Porém Roma conseguiu se impor, sobretudo a partir de sua aliança com o imperador germânico Carlos Magno, em 800. Isso tensionou suas relações com os patriarcas do Oriente e tornou inevitável o primeiro grande cisma da Igreja, ocorrido em 1052, que marca o início do que hoje se conhece por Igreja Católica (romana), de um lado, e Igreja Ortodoxa, de outro.
O papado, herdeiro do legado imperial de Constantino, tornou-se uma monarquia absoluta (ainda hoje), com poderes sobre reis e imperadores (não mais). Essa estrutura piramidal de poder passou a não diferir de todas as outras análogas na esfera civil, marcadas por intrigas, traições, subornos, negociatas, nepotismo etc., utilizando uma linguagem inacessível aos fieis (o latim) e trocando a arte de convencer (e converter) pela força da coerção (aterrorizar): culpa, inquisição, inferno, medo, venda de indulgências etc.

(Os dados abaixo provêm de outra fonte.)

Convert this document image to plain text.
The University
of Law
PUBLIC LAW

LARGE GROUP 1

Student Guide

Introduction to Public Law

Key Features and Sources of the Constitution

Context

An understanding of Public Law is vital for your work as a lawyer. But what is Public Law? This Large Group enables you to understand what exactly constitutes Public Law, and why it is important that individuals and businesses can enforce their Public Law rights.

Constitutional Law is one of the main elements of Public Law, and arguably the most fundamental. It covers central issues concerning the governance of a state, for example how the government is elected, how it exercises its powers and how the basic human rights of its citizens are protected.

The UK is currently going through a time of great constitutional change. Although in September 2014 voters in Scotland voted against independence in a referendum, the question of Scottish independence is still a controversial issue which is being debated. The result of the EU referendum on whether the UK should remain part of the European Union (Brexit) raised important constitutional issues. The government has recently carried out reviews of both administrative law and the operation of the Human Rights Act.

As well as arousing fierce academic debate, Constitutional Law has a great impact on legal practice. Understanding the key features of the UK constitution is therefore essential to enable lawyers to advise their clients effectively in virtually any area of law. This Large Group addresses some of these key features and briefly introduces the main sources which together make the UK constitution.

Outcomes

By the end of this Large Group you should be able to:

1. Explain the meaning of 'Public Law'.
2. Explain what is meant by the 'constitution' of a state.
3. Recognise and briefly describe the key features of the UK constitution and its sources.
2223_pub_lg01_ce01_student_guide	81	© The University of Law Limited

Dizem que Stalin teria perguntado de quantas divisões de exército dispunha o papa. De fato, Roma, por sua habilidade diplomática, saiu vitoriosa em inúmeros embates com os principais poderes do Ocidente. Toynbee chegou a afirmar que a Igreja ficou afetada pela “embriaguez da vitória”.
Trancado no Vaticano, o papa passou a viver numa esfera irreal, refém de uma cúria mais interessada no apego ao poder que na missão evangélica de levar aos povos a palavra de Jesus.
A modernidade balançou os alicerces da Igreja. A liberdade de consciência, o avanço das ciências, as novas tecnologias, o pluralismo ideológico, tudo isso desmistificou o papado. Pio IX, num gesto de desespero, chegou a promulgar o controvertido dogma da infalibilidade papal, como se a história não registrasse tanta falibilidade em papas que aprovaram torturas, sentenças de morte, assassinatos, simonia, adultério etc.
Leão XIII mudou a estratégia da Igreja e aliou-a aos mais fortes, ao lado dos quais Bento XV comemorou o fim da Primeira Guerra Mundial. Pio XI apoiou Mussolini, Hitler e Franco. Pio XII se omitiu frente aos crimes de lesa-humanidade do nazifascismo.
O ciclo mereceu uma pausa com João XXIII e, de certo modo, com Paulo VI, que condenou a guerra do Vietnã e a ditadura militar brasileira. Mas prosseguiu com o apoio de João Paulo II à ditadura Pinochet no Chile e à política agressiva de Reagan contra a Nicarágua sandinista. Bento XVI se omitiu frente aos recentes golpes de Estado em Honduras e Paraguai.
Ao contrário da instituição do papado, a do episcopado merece aplausos, sobretudo na América Latina entre 1960-1990, com bispos mártires (Angelelli e Romero) e confessores (Helder Camara, Casaldáliga, Proaño, Evaristo Arns, Padim, Mendez Arceo, Samuel Ruiz etc.).
O Concílio Vaticano II pretendeu valorizar os poderes dos bispos e reduzir o do papa. Hoornaert pergunta: “Pode a França subsistir sem rei, a Inglaterra sem rainha, a Rússia sem czar, o Irã sem aiatolá? A própria história se encarrega de dar a resposta”, diz ele.
Cedo ou tarde a Igreja terá de democratizar sua estrutura de poder. Torná-la mais colegiada. O que se discute não é a figura do papa, é a estrutura do papado.
Em suas cartas escritas durante o Vaticano II, e hoje publicadas, Dom Helder diz ter sonhado que o papa enlouqueceu, jogou sua tiara no rio Tibre e ateou fogo no Vaticano.
Na opinião do ex-arcebispo de Olinda e Recife, o papa deveria doar o Vaticano à UNESCO como Patrimônio Cultural da Humanidade, e passar a residir em lugar mais condizente com a sua condição de sucessor de um pescador da Galileia e representante na Terra daquele que não tinha uma pedra onde recostar a cabeça.
Frei Betto é escritor, autor de “Cartas da Prisão” (Agir), entre outros livros.